Cuando se presenta durante el desarrollo y la lactancia, da lugar a cretinismo con
el retraso físico y mental asociado. Cuando el hipotiroidismo se presenta por
primera vez en niños mayores o adultos, se denomina, mixedema. Esta
designación llama la atención sobre la acumulación de mucopolisacáridos
hidrófilos en el tejido conectivo de todo el organismo, provocando un
característico engrosamiento edematoso y pastoso de piel, que se resiste a la
formación de fóvea a la presión. Las causas de hipotiroidismo, tanto en lactantes
como en adultos, pueden dividirse en varias categorías. Entre estos trastornos
diversos, el más frecuente es el hipotiroidismo idiopático, también conocido
como tiroiditis atrófica autoinmunitaria. Una resección grande para el
tratamiento del hipertiroidismo o una extirpación de una neoplasia primaria es
probablemente la segunda causa más común de hipotiroidismo. La glándula
también puede sufrir abrasión por radiación, ya sea en forma de radioyodo
administrado por el tratamiento de hipertiroidismo o de irradiación exógena. En
conjunto, la ablación tiroidea inducida de forma quirúrgica o por radiación da
cuenta de la mayor parte de las causas restantes de hipotiroidismo. En raras
ocasiones surge a partir de un trastorno en el hipotálamo o en la adenohipófisis
que reduce los niveles séricos de TSH.
Causas de hipotiroidismo:
 Parénquima tiroideo insuficiente:
 Del desarrollo.
 Lesión por radiación (radioyodo, radiación externa).
 Ablación quirúrgica.
 Tiroiditis de Hashimoto.
 Interferencia con la síntesis de hormona tiroidea:
 Hipotiroidismo primario idiopático.
 Defectos biosintéticos hereditarios.
 Deficiencia de yodo fármacos.
 Tiroiditis de Hashimoto.
 Supratiroideo:
 Lesiones hipofisiarias reductoras de la secreción de TSH.
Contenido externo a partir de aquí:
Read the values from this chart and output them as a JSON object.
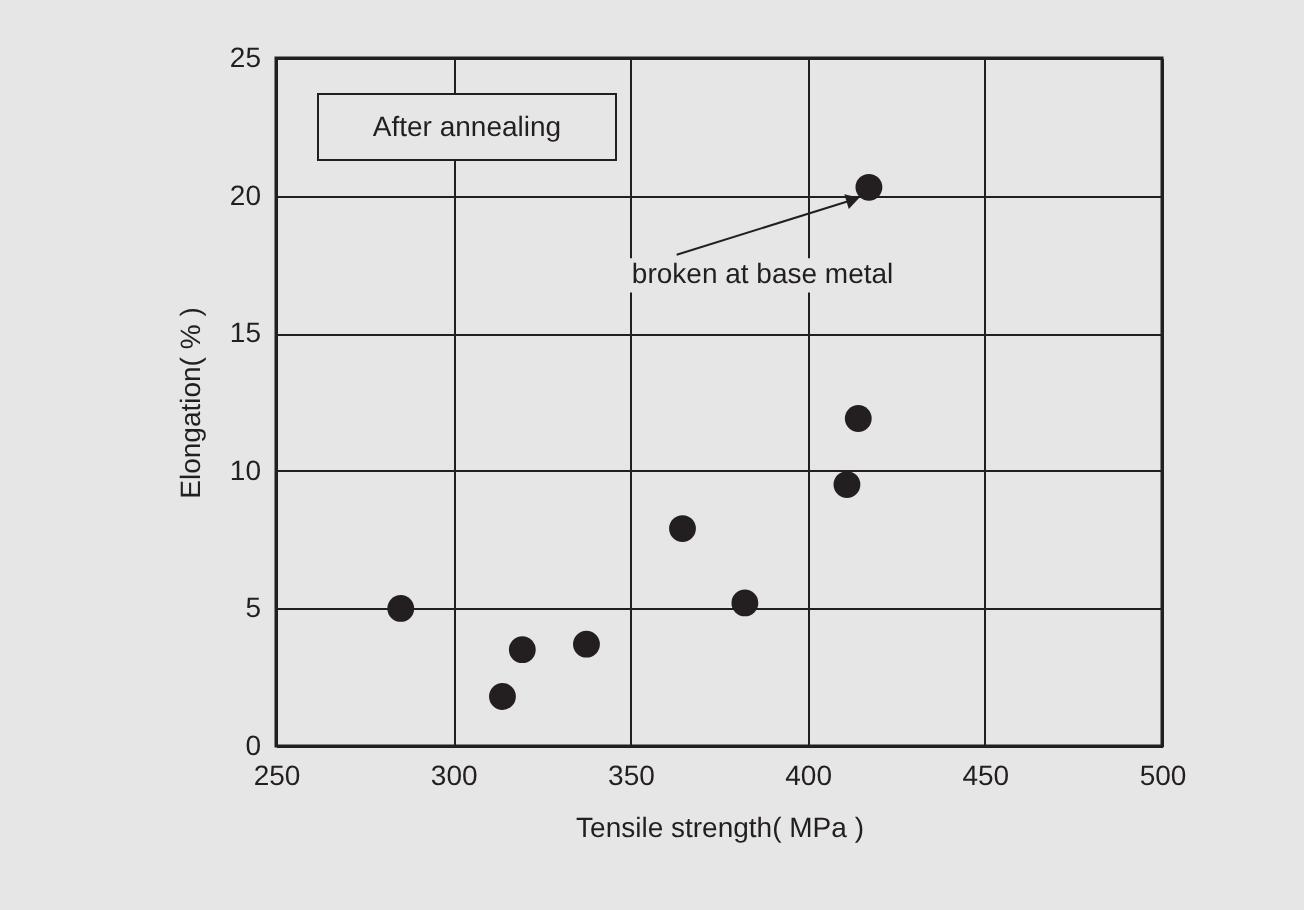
{
  "chart_data": {
    "type": "scatter",
    "xlabel": "Tensile strength( MPa )",
    "ylabel": "Elongation( % )",
    "x": [
      285.2,
      313.9,
      319.5,
      337.6,
      364.7,
      382.3,
      411.1,
      414.3,
      417.3
    ],
    "series": [
      {
        "color": "#231f20",
        "values": [
          5.0,
          1.8,
          3.5,
          3.7,
          7.9,
          5.2,
          9.5,
          11.9,
          20.3
        ]
      }
    ],
    "xlim": [
      250,
      500
    ],
    "xticks": [
      250,
      300,
      350,
      400,
      450,
      500
    ],
    "ylim": [
      0,
      25
    ],
    "yticks": [
      0,
      5,
      10,
      15,
      20,
      25
    ],
    "grid": true,
    "marker": "circle",
    "annotations": [
      "After annealing",
      {
        "text": "broken at base metal",
        "x": 417.3,
        "y": 20.3
      }
    ]
  }
}
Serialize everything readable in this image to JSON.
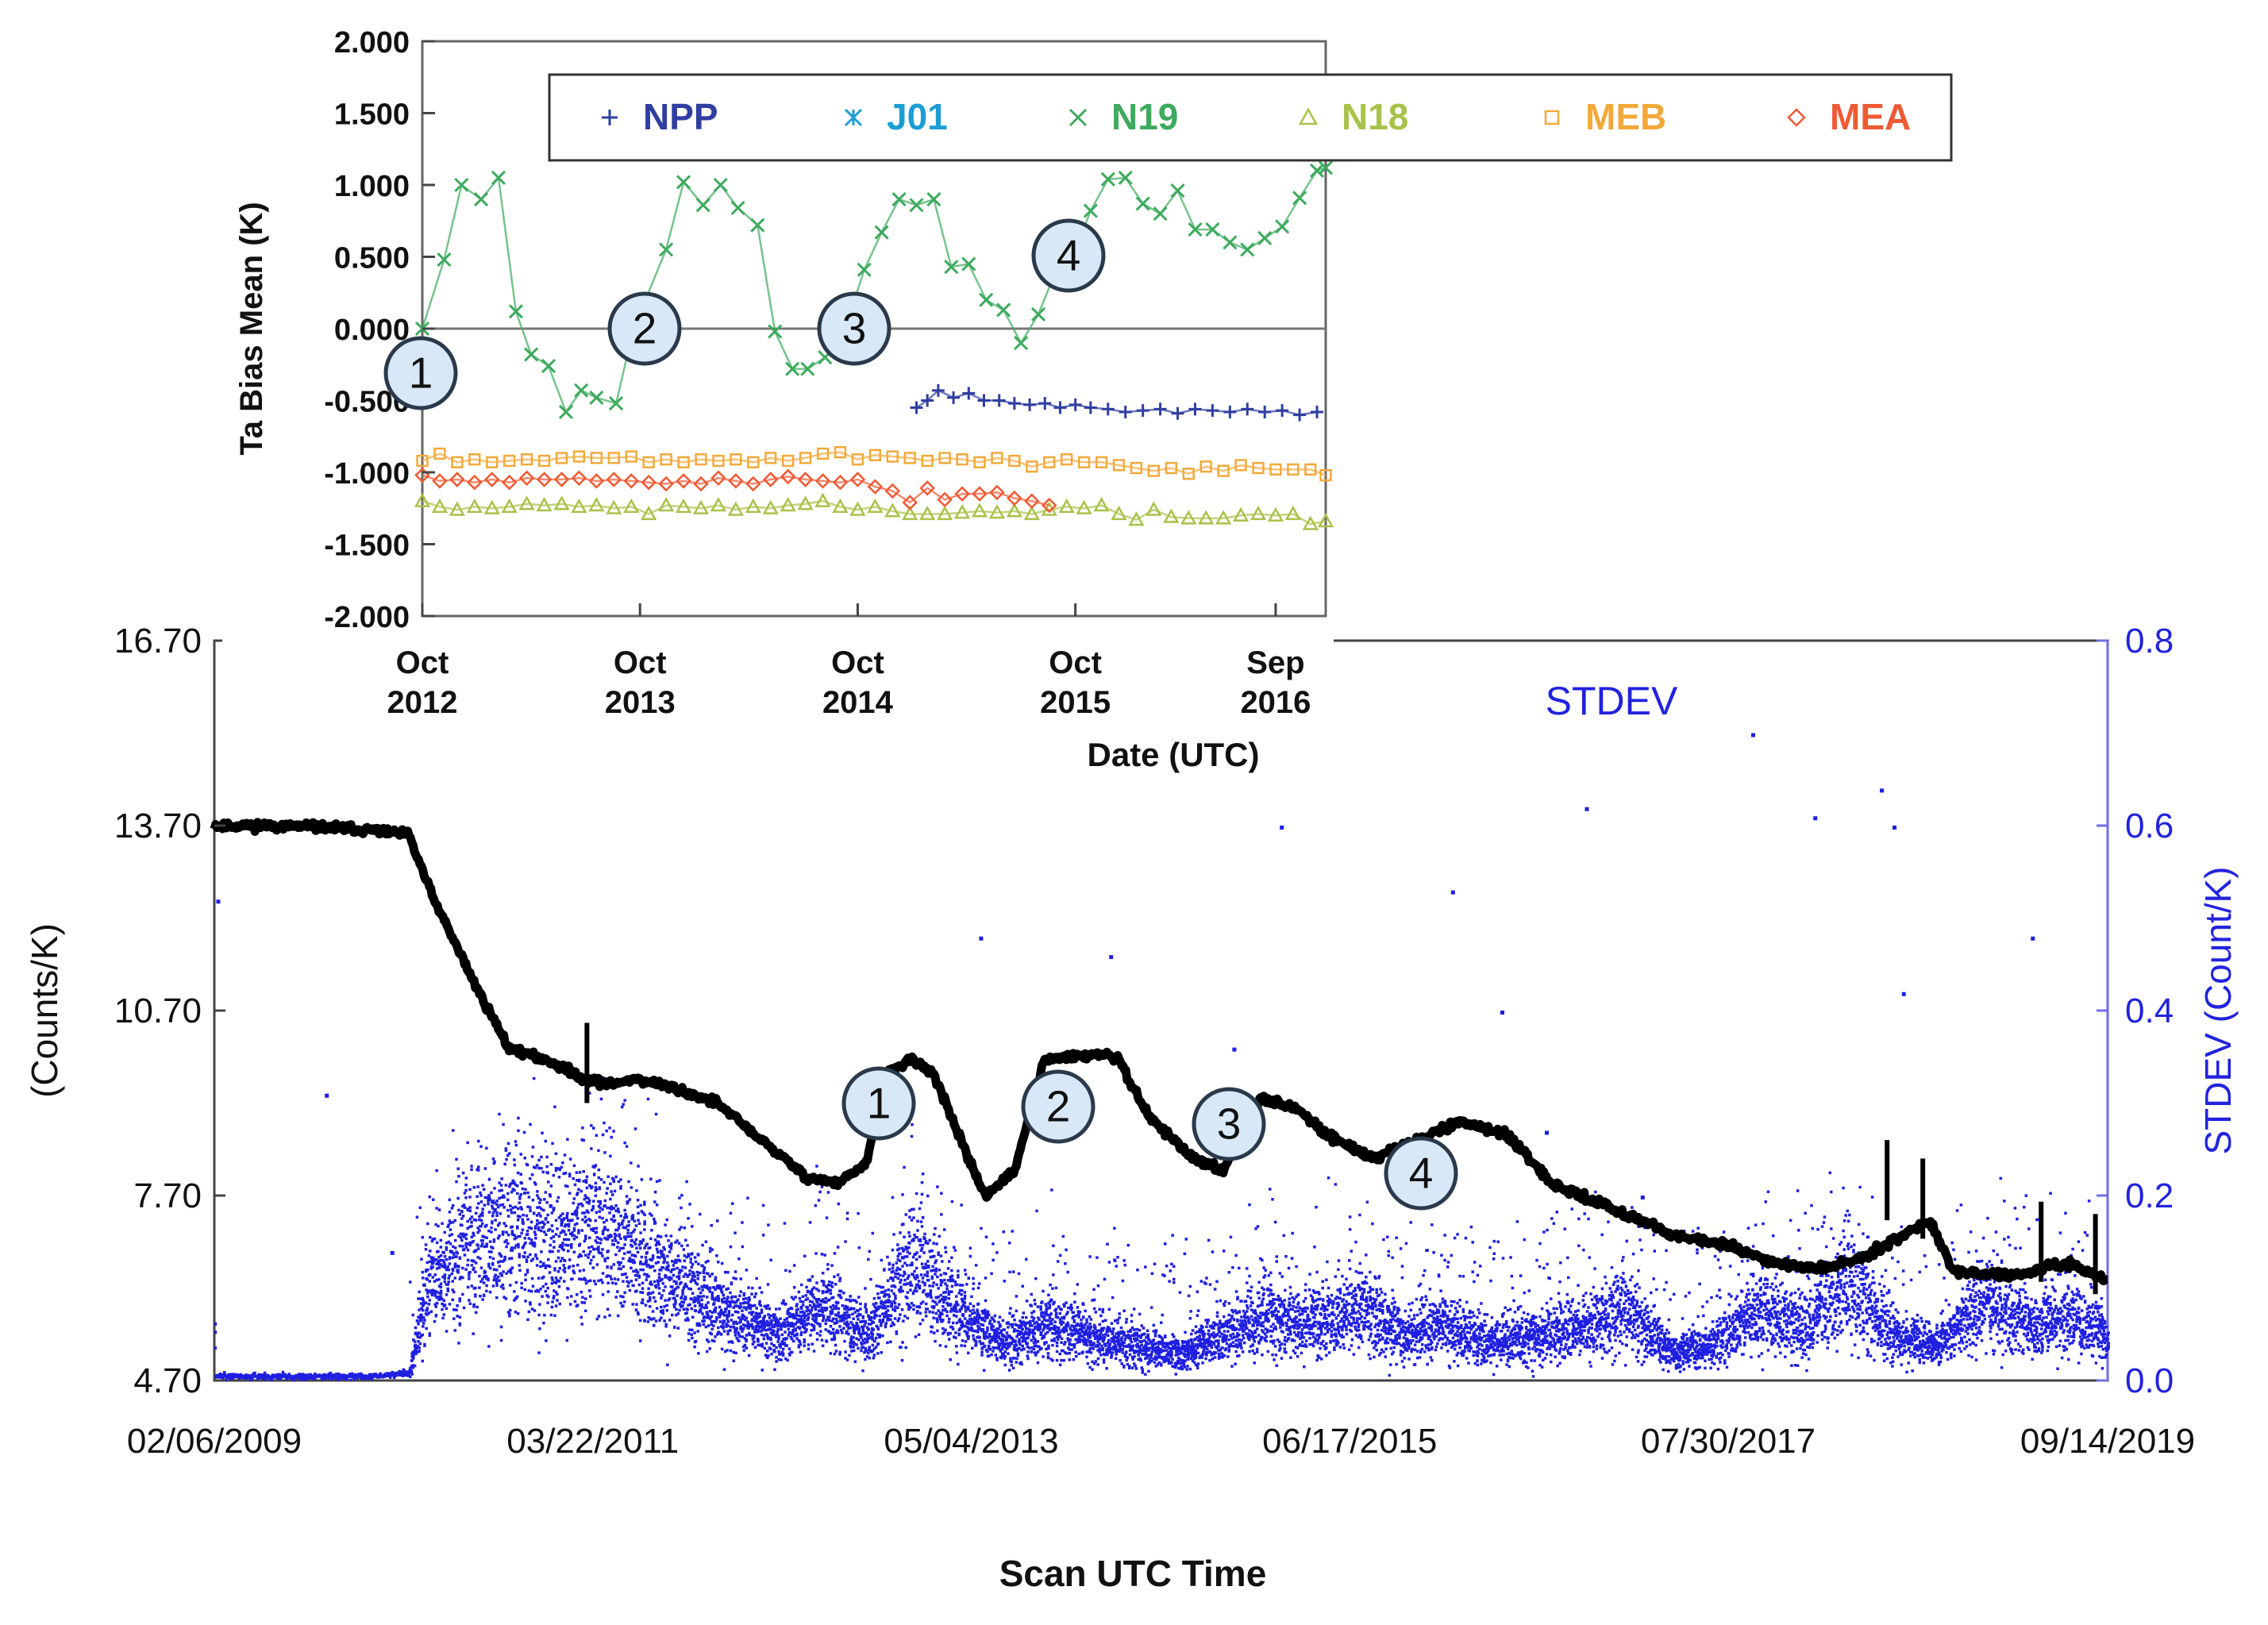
{
  "chart_data": [
    {
      "type": "scatter",
      "ylabel": "Ta Bias Mean (K)",
      "xlabel": "Date (UTC)",
      "ylim": [
        -2.0,
        2.0
      ],
      "y_ticks": [
        "2.000",
        "1.500",
        "1.000",
        "0.500",
        "0.000",
        "-0.500",
        "-1.000",
        "-1.500",
        "-2.000"
      ],
      "x_ticks": [
        {
          "line1": "Oct",
          "line2": "2012",
          "x": 2012.75
        },
        {
          "line1": "Oct",
          "line2": "2013",
          "x": 2013.75
        },
        {
          "line1": "Oct",
          "line2": "2014",
          "x": 2014.75
        },
        {
          "line1": "Oct",
          "line2": "2015",
          "x": 2015.75
        },
        {
          "line1": "Sep",
          "line2": "2016",
          "x": 2016.67
        }
      ],
      "xlim": [
        2012.75,
        2016.9
      ],
      "zero_line": true,
      "legend_position": "top",
      "annotations": [
        "1",
        "2",
        "3",
        "4"
      ],
      "series": [
        {
          "name": "NPP",
          "marker": "+",
          "color": "#2f3ea0",
          "joined": true,
          "x": [
            2015.02,
            2015.07,
            2015.12,
            2015.19,
            2015.26,
            2015.33,
            2015.4,
            2015.47,
            2015.54,
            2015.61,
            2015.68,
            2015.75,
            2015.82,
            2015.9,
            2015.98,
            2016.06,
            2016.14,
            2016.22,
            2016.3,
            2016.38,
            2016.46,
            2016.54,
            2016.62,
            2016.7,
            2016.78,
            2016.86
          ],
          "y": [
            -0.55,
            -0.5,
            -0.43,
            -0.48,
            -0.45,
            -0.5,
            -0.5,
            -0.52,
            -0.53,
            -0.52,
            -0.55,
            -0.53,
            -0.55,
            -0.56,
            -0.58,
            -0.57,
            -0.56,
            -0.59,
            -0.56,
            -0.57,
            -0.58,
            -0.56,
            -0.58,
            -0.57,
            -0.6,
            -0.58
          ]
        },
        {
          "name": "J01",
          "marker": "asterisk",
          "color": "#1c9ed4",
          "joined": true,
          "x": [],
          "y": []
        },
        {
          "name": "N19",
          "marker": "x",
          "color": "#3daa5e",
          "joined": true,
          "x": [
            2012.75,
            2012.85,
            2012.93,
            2013.02,
            2013.1,
            2013.18,
            2013.25,
            2013.33,
            2013.41,
            2013.48,
            2013.55,
            2013.64,
            2013.72,
            2013.87,
            2013.95,
            2014.04,
            2014.12,
            2014.2,
            2014.29,
            2014.37,
            2014.45,
            2014.52,
            2014.6,
            2014.68,
            2014.78,
            2014.86,
            2014.94,
            2015.02,
            2015.1,
            2015.18,
            2015.26,
            2015.34,
            2015.42,
            2015.5,
            2015.58,
            2015.66,
            2015.74,
            2015.82,
            2015.9,
            2015.98,
            2016.06,
            2016.14,
            2016.22,
            2016.3,
            2016.38,
            2016.46,
            2016.54,
            2016.62,
            2016.7,
            2016.78,
            2016.86,
            2016.9
          ],
          "y": [
            0.0,
            0.48,
            1.0,
            0.9,
            1.05,
            0.12,
            -0.18,
            -0.26,
            -0.58,
            -0.43,
            -0.48,
            -0.52,
            0.0,
            0.55,
            1.02,
            0.86,
            1.0,
            0.84,
            0.72,
            -0.02,
            -0.28,
            -0.28,
            -0.2,
            -0.06,
            0.41,
            0.67,
            0.9,
            0.86,
            0.9,
            0.43,
            0.45,
            0.2,
            0.13,
            -0.1,
            0.1,
            0.4,
            0.5,
            0.82,
            1.04,
            1.05,
            0.87,
            0.8,
            0.96,
            0.69,
            0.69,
            0.6,
            0.55,
            0.63,
            0.71,
            0.91,
            1.1,
            1.12
          ]
        },
        {
          "name": "N18",
          "marker": "triangle",
          "color": "#a8c24a",
          "joined": true,
          "x": [
            2012.75,
            2012.83,
            2012.91,
            2012.99,
            2013.07,
            2013.15,
            2013.23,
            2013.31,
            2013.39,
            2013.47,
            2013.55,
            2013.63,
            2013.71,
            2013.79,
            2013.87,
            2013.95,
            2014.03,
            2014.11,
            2014.19,
            2014.27,
            2014.35,
            2014.43,
            2014.51,
            2014.59,
            2014.67,
            2014.75,
            2014.83,
            2014.91,
            2014.99,
            2015.07,
            2015.15,
            2015.23,
            2015.31,
            2015.39,
            2015.47,
            2015.55,
            2015.63,
            2015.71,
            2015.79,
            2015.87,
            2015.95,
            2016.03,
            2016.11,
            2016.19,
            2016.27,
            2016.35,
            2016.43,
            2016.51,
            2016.59,
            2016.67,
            2016.75,
            2016.83,
            2016.9
          ],
          "y": [
            -1.2,
            -1.24,
            -1.26,
            -1.24,
            -1.25,
            -1.24,
            -1.22,
            -1.23,
            -1.22,
            -1.24,
            -1.23,
            -1.25,
            -1.24,
            -1.29,
            -1.23,
            -1.24,
            -1.25,
            -1.23,
            -1.26,
            -1.24,
            -1.25,
            -1.23,
            -1.22,
            -1.2,
            -1.24,
            -1.26,
            -1.24,
            -1.27,
            -1.29,
            -1.29,
            -1.29,
            -1.28,
            -1.27,
            -1.28,
            -1.27,
            -1.29,
            -1.26,
            -1.24,
            -1.25,
            -1.23,
            -1.29,
            -1.33,
            -1.26,
            -1.31,
            -1.32,
            -1.32,
            -1.32,
            -1.3,
            -1.29,
            -1.3,
            -1.29,
            -1.36,
            -1.34
          ]
        },
        {
          "name": "MEB",
          "marker": "square",
          "color": "#f2a93b",
          "joined": true,
          "x": [
            2012.75,
            2012.83,
            2012.91,
            2012.99,
            2013.07,
            2013.15,
            2013.23,
            2013.31,
            2013.39,
            2013.47,
            2013.55,
            2013.63,
            2013.71,
            2013.79,
            2013.87,
            2013.95,
            2014.03,
            2014.11,
            2014.19,
            2014.27,
            2014.35,
            2014.43,
            2014.51,
            2014.59,
            2014.67,
            2014.75,
            2014.83,
            2014.91,
            2014.99,
            2015.07,
            2015.15,
            2015.23,
            2015.31,
            2015.39,
            2015.47,
            2015.55,
            2015.63,
            2015.71,
            2015.79,
            2015.87,
            2015.95,
            2016.03,
            2016.11,
            2016.19,
            2016.27,
            2016.35,
            2016.43,
            2016.51,
            2016.59,
            2016.67,
            2016.75,
            2016.83,
            2016.9
          ],
          "y": [
            -0.92,
            -0.87,
            -0.93,
            -0.91,
            -0.93,
            -0.92,
            -0.91,
            -0.92,
            -0.9,
            -0.89,
            -0.9,
            -0.9,
            -0.89,
            -0.93,
            -0.91,
            -0.93,
            -0.91,
            -0.92,
            -0.91,
            -0.93,
            -0.9,
            -0.92,
            -0.9,
            -0.87,
            -0.86,
            -0.91,
            -0.88,
            -0.89,
            -0.9,
            -0.92,
            -0.9,
            -0.91,
            -0.93,
            -0.9,
            -0.92,
            -0.96,
            -0.93,
            -0.91,
            -0.93,
            -0.93,
            -0.95,
            -0.97,
            -0.99,
            -0.97,
            -1.01,
            -0.96,
            -0.99,
            -0.95,
            -0.97,
            -0.98,
            -0.98,
            -0.98,
            -1.02
          ]
        },
        {
          "name": "MEA",
          "marker": "diamond",
          "color": "#ef5a34",
          "joined": true,
          "x": [
            2012.75,
            2012.83,
            2012.91,
            2012.99,
            2013.07,
            2013.15,
            2013.23,
            2013.31,
            2013.39,
            2013.47,
            2013.55,
            2013.63,
            2013.71,
            2013.79,
            2013.87,
            2013.95,
            2014.03,
            2014.11,
            2014.19,
            2014.27,
            2014.35,
            2014.43,
            2014.51,
            2014.59,
            2014.67,
            2014.75,
            2014.83,
            2014.91,
            2014.99,
            2015.07,
            2015.15,
            2015.23,
            2015.31,
            2015.39,
            2015.47,
            2015.55,
            2015.63
          ],
          "y": [
            -1.02,
            -1.06,
            -1.05,
            -1.07,
            -1.05,
            -1.07,
            -1.04,
            -1.05,
            -1.05,
            -1.04,
            -1.06,
            -1.05,
            -1.06,
            -1.07,
            -1.08,
            -1.06,
            -1.08,
            -1.04,
            -1.06,
            -1.08,
            -1.05,
            -1.03,
            -1.05,
            -1.06,
            -1.07,
            -1.05,
            -1.1,
            -1.13,
            -1.21,
            -1.11,
            -1.19,
            -1.15,
            -1.15,
            -1.14,
            -1.18,
            -1.2,
            -1.23
          ]
        }
      ]
    },
    {
      "type": "scatter",
      "subtitle": "STDEV",
      "xlabel": "Scan UTC Time",
      "ylabel": "(Counts/K)",
      "y2label": "STDEV (Count/K)",
      "ylim": [
        4.7,
        16.7
      ],
      "y2lim": [
        0.0,
        0.8
      ],
      "y_ticks": [
        "16.70",
        "13.70",
        "10.70",
        "7.70",
        "4.70"
      ],
      "y2_ticks": [
        "0.8",
        "0.6",
        "0.4",
        "0.2",
        "0.0"
      ],
      "x_ticks": [
        "02/06/2009",
        "03/22/2011",
        "05/04/2013",
        "06/17/2015",
        "07/30/2017",
        "09/14/2019"
      ],
      "xlim": [
        "2009-02-06",
        "2019-09-14"
      ],
      "annotations": [
        "1",
        "2",
        "3",
        "4"
      ],
      "series": [
        {
          "name": "gain",
          "axis": "left",
          "color": "#000000",
          "x": [
            "2009-02-06",
            "2009-05-01",
            "2009-09-01",
            "2010-01-01",
            "2010-03-10",
            "2010-05-01",
            "2010-08-01",
            "2010-10-01",
            "2011-01-01",
            "2011-03-01",
            "2011-05-01",
            "2011-06-15",
            "2011-09-01",
            "2011-12-01",
            "2012-03-01",
            "2012-06-01",
            "2012-08-01",
            "2012-10-01",
            "2012-11-15",
            "2013-01-01",
            "2013-02-15",
            "2013-04-01",
            "2013-06-01",
            "2013-08-01",
            "2013-10-01",
            "2013-12-01",
            "2014-02-01",
            "2014-03-01",
            "2014-05-01",
            "2014-08-01",
            "2014-10-01",
            "2014-12-15",
            "2015-03-01",
            "2015-05-01",
            "2015-08-01",
            "2015-11-01",
            "2016-02-01",
            "2016-05-01",
            "2016-08-01",
            "2016-11-01",
            "2017-02-01",
            "2017-05-01",
            "2017-08-01",
            "2017-11-01",
            "2018-02-01",
            "2018-05-01",
            "2018-06-15",
            "2018-08-01",
            "2018-09-15",
            "2018-11-01",
            "2019-01-15",
            "2019-03-01",
            "2019-05-01",
            "2019-07-01",
            "2019-09-14"
          ],
          "y": [
            13.7,
            13.7,
            13.68,
            13.62,
            13.55,
            12.5,
            11.0,
            10.1,
            9.85,
            9.6,
            9.5,
            9.6,
            9.45,
            9.2,
            8.6,
            8.0,
            7.9,
            8.2,
            9.7,
            9.9,
            9.7,
            8.8,
            7.7,
            8.1,
            9.9,
            9.95,
            10.0,
            9.9,
            9.0,
            8.3,
            8.1,
            9.3,
            9.1,
            8.7,
            8.3,
            8.6,
            8.9,
            8.7,
            7.9,
            7.6,
            7.3,
            7.0,
            6.9,
            6.6,
            6.5,
            6.7,
            6.9,
            7.1,
            7.3,
            6.5,
            6.4,
            6.4,
            6.5,
            6.6,
            6.3
          ]
        },
        {
          "name": "STDEV",
          "axis": "right",
          "color": "#1f1fe0",
          "x": [
            "2009-02-06",
            "2009-06-01",
            "2010-01-01",
            "2010-03-10",
            "2010-04-15",
            "2010-07-01",
            "2010-10-01",
            "2011-01-01",
            "2011-04-01",
            "2011-07-01",
            "2011-10-01",
            "2012-01-01",
            "2012-04-01",
            "2012-07-01",
            "2012-10-01",
            "2013-01-01",
            "2013-04-01",
            "2013-07-01",
            "2013-10-01",
            "2014-01-01",
            "2014-04-01",
            "2014-07-01",
            "2014-10-01",
            "2015-01-01",
            "2015-04-01",
            "2015-07-01",
            "2015-10-01",
            "2016-01-01",
            "2016-04-01",
            "2016-07-01",
            "2016-10-01",
            "2017-01-01",
            "2017-04-01",
            "2017-07-01",
            "2017-10-01",
            "2018-01-01",
            "2018-04-01",
            "2018-07-01",
            "2018-10-01",
            "2019-01-01",
            "2019-04-01",
            "2019-07-01",
            "2019-09-14"
          ],
          "y": [
            0.006,
            0.006,
            0.006,
            0.01,
            0.1,
            0.14,
            0.16,
            0.15,
            0.17,
            0.12,
            0.1,
            0.07,
            0.05,
            0.08,
            0.05,
            0.13,
            0.08,
            0.04,
            0.06,
            0.05,
            0.04,
            0.03,
            0.05,
            0.07,
            0.06,
            0.08,
            0.05,
            0.06,
            0.04,
            0.05,
            0.06,
            0.08,
            0.03,
            0.04,
            0.08,
            0.06,
            0.11,
            0.05,
            0.04,
            0.09,
            0.06,
            0.07,
            0.05
          ]
        }
      ]
    }
  ]
}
 Lesiones hipotalámicas que reducen la liberación de hormona liberadora
de tirotropina.
-
Cretinismo
Esta afección se caracteriza por un retraso en el desarrollo tanto físico como
intelectual. A veces, se manifiesta en el nacimiento, pero, dependiendo de la
gravedad de la hormona, se hace evidente en las siguientes semanas o meses. En
el momento en que los cambios se hagan inconfundiblemente visibles ya son en
gran parte irreversibles y, por ello, se debe prestar gran atención a los recién
nacidos que presentan incapacidad para desarrollarse. Esta relativa rareza
justifica la considerable brevedad. El síndrome totalmente desarrollado se
caracteriza por piel seca y áspera, ojos fijos y abiertos, tumefacción periorbitaria,
nariz ancha aplanada, y lengua grande. Cuando la deficiencia tiroidea se
presenta en edades tempranas del desarrollo fetal, como sucede con la carencia
de yodo, la agenesia del tiroides o un defecto biosintético genético, existe un
deterioro del crecimiento esquelético y un retraso del desarrollo del cerebro. El
cretinismo endémico se produce siempre que el bocio endémico sea prevalente,
generalmente relacionado con una deficiencia dietética de yodo. El cretinismo
esporádico, por el contrario, suele estar causado por un fracaso del desarrollo
congénito en la formación de la glándula tiroides o por algún defecto
biosintético en la formación de hormona tiroidea.
-
Mixedema
El término mixedema se aplica al hipotiroidismo del niño mayor o adulto. Las
manifestaciones clínicas varían según la edad de inicio de la deficiencia. El niño
mayor muestra signos y síntomas intermedios entre los de cretino y los del
adulto con hipotiroidismo. En el adulto, la afección se presenta de forma
insidiosa y puede tardar años en alcanzar el nivel de sospecha clínica.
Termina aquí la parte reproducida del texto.